There have been studies that link living at higher latitudes (where people have less sun exposure) and/or are vitamin D deficient, to higher rates of some cancers.⁴ However, randomized clinical trails of vitamin D supplementation do not support a lowering of cancer risk.

People of all races can get all the vitamin D they need with enough sun exposure, but many simply cannot or do not get enough sun exposure. For these people, vitamin D must be ingested. The Food and Nutrition Board has set an adequate intake to be 10 µg per day from birth to age 50, 15 µg/day for ages 51-70, and 20 µg/day for those over age 70 (see Appendix A). Older adults usually get less sun exposure, and vitamin D production from sun exposure is less efficient.

Because of so much variance in skin-production of vitamin D and dietary intakes, blood levels of vitamin D are used to assess adequacy.

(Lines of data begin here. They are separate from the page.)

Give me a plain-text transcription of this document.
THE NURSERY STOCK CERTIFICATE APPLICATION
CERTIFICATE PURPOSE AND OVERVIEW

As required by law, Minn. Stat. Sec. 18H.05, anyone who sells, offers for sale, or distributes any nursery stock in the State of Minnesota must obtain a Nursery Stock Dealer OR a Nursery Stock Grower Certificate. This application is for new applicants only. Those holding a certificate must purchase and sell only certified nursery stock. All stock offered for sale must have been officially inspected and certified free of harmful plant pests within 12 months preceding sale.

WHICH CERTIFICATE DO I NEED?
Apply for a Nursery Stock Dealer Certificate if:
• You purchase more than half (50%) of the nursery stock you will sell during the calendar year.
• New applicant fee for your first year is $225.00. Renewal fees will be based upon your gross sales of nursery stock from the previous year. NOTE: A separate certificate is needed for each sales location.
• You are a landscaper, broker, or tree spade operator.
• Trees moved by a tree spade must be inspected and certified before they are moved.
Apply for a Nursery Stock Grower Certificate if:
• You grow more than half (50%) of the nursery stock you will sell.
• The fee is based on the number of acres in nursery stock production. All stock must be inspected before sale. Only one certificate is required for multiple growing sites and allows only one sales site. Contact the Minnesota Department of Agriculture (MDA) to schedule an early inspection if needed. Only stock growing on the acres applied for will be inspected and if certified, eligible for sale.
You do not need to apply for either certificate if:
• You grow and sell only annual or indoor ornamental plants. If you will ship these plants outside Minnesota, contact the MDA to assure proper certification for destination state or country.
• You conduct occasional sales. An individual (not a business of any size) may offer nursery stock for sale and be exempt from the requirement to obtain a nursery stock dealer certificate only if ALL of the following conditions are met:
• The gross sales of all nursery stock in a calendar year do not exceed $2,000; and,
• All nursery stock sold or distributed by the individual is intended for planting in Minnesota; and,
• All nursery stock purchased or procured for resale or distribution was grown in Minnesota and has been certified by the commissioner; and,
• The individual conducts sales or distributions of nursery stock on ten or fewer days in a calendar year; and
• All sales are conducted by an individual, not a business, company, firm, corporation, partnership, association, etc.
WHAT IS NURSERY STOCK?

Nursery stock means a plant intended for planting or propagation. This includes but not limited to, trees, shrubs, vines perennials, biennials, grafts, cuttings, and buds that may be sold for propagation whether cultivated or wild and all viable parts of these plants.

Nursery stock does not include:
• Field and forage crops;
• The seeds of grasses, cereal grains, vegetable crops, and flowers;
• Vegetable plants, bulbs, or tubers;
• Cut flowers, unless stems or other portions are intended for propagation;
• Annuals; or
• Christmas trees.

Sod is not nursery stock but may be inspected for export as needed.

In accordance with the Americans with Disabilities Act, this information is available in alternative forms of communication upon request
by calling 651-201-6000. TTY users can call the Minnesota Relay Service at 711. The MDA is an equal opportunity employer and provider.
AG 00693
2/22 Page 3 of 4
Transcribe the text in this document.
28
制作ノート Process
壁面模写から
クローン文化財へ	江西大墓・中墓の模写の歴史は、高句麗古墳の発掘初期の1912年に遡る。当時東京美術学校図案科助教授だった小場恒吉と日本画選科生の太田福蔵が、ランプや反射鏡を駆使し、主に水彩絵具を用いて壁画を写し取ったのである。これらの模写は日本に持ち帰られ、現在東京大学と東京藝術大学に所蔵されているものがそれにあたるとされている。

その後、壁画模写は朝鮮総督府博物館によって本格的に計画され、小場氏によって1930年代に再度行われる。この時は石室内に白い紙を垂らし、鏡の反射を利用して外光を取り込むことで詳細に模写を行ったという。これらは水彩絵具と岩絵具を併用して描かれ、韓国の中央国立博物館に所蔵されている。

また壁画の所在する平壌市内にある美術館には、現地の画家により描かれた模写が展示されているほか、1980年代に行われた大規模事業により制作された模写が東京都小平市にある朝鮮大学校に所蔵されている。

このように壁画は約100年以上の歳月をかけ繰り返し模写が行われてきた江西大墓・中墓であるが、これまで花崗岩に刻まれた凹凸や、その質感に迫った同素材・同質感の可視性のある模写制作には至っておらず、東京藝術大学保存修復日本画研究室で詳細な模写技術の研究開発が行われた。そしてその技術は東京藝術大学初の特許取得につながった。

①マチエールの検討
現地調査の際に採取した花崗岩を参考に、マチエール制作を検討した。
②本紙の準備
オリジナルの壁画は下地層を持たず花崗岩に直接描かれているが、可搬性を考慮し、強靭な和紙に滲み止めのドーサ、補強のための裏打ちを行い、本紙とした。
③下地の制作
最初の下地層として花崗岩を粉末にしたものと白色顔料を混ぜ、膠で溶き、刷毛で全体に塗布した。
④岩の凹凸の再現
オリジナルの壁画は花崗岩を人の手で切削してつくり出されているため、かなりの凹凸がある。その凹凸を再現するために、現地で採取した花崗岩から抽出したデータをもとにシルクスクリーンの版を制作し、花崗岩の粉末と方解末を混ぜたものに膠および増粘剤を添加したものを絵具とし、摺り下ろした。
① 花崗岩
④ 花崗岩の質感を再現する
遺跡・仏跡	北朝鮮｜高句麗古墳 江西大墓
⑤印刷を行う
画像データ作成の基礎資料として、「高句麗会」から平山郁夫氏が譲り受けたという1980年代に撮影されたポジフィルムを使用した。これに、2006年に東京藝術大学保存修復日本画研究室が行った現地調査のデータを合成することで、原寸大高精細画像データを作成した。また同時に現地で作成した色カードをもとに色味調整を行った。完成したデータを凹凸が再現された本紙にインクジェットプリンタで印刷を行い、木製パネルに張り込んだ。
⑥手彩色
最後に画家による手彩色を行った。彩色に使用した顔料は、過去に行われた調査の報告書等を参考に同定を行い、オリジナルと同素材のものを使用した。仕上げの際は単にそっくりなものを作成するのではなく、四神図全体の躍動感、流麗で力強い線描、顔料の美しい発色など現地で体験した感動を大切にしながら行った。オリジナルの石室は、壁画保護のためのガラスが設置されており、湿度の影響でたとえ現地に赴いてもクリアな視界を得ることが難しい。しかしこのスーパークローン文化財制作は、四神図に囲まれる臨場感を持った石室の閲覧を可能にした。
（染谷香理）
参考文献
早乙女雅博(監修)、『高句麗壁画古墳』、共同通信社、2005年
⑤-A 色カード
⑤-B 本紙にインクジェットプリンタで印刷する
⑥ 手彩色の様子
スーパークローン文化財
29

Infant formula has enough vitamin D, but human milk doesn’t. So a vitamin D supplement is advised for breast-fed infants, (An alternative might be more exposure to direct sunlight, but is not advised due to increased risk of skin cancer.)

Vitamin D in Foods

Unless foods are fortified with vitamin D, few are very potent sources. Fish livers, certain fatty fish, and liver and fat from seals and polar bears are good sources of vitamin D, but most of us do not eat much of these. The most common source of vitamin D in our diet is vitamin D fortified foods such as milk and many breakfast cereals. Cow’s milk is a convenient vehicle for vitamin D fortification, especially because milk is an important source of calcium.

The Toxicity of Excess

Excesses are stored in the liver, and toxic amounts are typically from supplements. (Sun exposure doesn’t result in toxic amounts.) Excess vitamin D can lead to weight loss, vomiting, irritability, and destructive deposits of excess calcium in soft tissues, like those of blood vessels, lung and kidney. The UL (Upper Limit) for vitamin D is 100 µg/day for ages 9 and older.